Spotlight on Northern Ireland
With its beautiful coastline, engineering heritage and famous hospitals, Northern Ireland has nurtured and produced several important nurse leaders.
After the 1914-18 war Miss AE Musson, a noted member of both the early RCN and the General Nursing Council, became the Assistant and then Assistant Matron at the Royal Victoria Hospital in Belfast. Miss Musson also became the first RCN Committee Chair of Northern Ireland in 1943.
Dr Mona Grey (1910-2009) was born and brought up in India, and trained at the London Hospital, but she made Northern Ireland her home, becoming an inspirational leader whose vision and commitment to nurse education led to the RCN establishing a permanent office and teaching centre in Belfast.
Dr Grey was also an entrepreneur, securing patronage to support many RCN activities, and in later years she herself became a generous patron to nursing scholars and nursing history.
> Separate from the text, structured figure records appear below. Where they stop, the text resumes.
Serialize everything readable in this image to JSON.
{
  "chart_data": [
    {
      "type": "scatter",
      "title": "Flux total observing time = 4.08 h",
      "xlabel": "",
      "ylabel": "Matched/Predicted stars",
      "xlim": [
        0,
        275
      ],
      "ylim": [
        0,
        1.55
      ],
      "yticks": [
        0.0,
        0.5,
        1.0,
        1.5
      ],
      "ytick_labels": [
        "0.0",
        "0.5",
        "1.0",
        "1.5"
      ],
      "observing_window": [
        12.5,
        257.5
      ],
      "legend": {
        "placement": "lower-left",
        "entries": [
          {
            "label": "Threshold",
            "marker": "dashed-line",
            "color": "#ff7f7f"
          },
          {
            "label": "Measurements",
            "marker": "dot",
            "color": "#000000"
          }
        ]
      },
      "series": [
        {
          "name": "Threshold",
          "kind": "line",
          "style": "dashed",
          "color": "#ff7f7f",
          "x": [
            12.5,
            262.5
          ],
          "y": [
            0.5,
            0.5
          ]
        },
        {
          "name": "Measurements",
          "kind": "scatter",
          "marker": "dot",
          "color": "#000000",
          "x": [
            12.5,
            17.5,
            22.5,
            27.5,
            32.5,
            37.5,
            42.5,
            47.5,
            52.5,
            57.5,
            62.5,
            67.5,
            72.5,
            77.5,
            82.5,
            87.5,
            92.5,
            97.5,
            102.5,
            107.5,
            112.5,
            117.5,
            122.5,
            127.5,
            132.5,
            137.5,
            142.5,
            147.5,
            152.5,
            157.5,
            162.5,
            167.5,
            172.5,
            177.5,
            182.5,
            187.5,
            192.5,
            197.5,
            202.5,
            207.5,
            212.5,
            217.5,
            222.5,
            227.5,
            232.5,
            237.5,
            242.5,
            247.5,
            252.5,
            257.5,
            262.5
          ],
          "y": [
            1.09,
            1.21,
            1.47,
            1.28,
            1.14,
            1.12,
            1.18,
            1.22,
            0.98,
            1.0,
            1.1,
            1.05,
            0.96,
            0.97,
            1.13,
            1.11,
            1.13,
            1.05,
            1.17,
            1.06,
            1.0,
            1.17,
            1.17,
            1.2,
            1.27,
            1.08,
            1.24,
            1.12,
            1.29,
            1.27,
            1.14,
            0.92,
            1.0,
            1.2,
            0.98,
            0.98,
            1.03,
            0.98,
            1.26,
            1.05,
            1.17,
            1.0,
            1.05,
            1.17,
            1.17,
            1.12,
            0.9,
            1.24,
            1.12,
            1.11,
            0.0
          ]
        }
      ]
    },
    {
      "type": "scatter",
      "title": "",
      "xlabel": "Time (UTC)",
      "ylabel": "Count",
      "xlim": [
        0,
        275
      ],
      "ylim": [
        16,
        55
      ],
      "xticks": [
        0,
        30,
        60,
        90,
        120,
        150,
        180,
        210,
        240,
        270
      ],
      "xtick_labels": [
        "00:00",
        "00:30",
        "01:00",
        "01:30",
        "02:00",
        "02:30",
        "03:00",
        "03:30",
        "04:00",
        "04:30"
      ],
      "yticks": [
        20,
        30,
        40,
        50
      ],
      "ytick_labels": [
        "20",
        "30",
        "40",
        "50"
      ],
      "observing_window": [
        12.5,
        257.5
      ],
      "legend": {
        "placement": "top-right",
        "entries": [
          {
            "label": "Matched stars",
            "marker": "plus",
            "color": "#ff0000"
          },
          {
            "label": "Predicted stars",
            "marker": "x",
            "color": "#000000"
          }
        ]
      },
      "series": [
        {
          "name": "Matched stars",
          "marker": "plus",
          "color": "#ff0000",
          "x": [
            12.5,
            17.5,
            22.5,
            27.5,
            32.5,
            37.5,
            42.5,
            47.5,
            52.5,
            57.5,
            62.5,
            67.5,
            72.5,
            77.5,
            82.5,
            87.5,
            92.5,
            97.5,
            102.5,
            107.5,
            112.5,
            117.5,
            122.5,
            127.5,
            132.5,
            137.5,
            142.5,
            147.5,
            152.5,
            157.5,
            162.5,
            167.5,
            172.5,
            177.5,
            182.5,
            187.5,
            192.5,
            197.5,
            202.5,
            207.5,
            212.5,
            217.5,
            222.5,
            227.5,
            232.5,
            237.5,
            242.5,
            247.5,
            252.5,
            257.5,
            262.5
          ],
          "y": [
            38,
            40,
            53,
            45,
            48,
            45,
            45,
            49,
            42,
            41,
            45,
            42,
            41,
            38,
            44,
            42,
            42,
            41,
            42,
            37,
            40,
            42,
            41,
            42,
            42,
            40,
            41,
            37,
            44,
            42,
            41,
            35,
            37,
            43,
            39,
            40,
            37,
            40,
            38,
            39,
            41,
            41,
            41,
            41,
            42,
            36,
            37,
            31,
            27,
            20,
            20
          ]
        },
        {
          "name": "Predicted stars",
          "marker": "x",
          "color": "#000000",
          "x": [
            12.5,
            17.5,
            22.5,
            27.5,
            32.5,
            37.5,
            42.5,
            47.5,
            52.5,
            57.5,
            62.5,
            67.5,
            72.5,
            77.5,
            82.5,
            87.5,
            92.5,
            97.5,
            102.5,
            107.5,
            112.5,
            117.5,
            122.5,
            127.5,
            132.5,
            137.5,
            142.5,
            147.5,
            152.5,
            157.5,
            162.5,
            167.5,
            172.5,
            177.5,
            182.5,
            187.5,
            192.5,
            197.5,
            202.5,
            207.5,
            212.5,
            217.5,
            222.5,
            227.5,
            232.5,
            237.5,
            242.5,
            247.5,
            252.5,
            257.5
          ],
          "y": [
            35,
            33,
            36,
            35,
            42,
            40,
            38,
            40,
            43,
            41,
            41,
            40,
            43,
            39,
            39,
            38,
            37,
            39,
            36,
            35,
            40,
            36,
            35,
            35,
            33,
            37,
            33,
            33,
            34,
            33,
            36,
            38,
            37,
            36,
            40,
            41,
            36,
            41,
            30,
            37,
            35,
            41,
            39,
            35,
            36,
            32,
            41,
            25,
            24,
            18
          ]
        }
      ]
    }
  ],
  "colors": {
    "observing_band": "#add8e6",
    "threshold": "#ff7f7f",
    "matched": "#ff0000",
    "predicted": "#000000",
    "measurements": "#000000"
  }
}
She had a sense of occasion, panache and creativity which she continued to demonstrate well into her 90s.
Autumn events
Veteran BBC broadcaster Walter Love will pay tribute to Mona Grey at the annual Northern Ireland History of Nursing Society conference this autumn.
Also this autumn Professor Ann Marie Rafferty, Dean of the Florence Nightingale School of Nursing and Midwifery, is giving the Winifred Raphael Memorial Lecture hosted by the RCN Research Society in Belfast on 27 October at the Wellington Park Hotel. Professor Rafferty has chosen a historical analysis of the nursing workforce and health outcomes as her focus.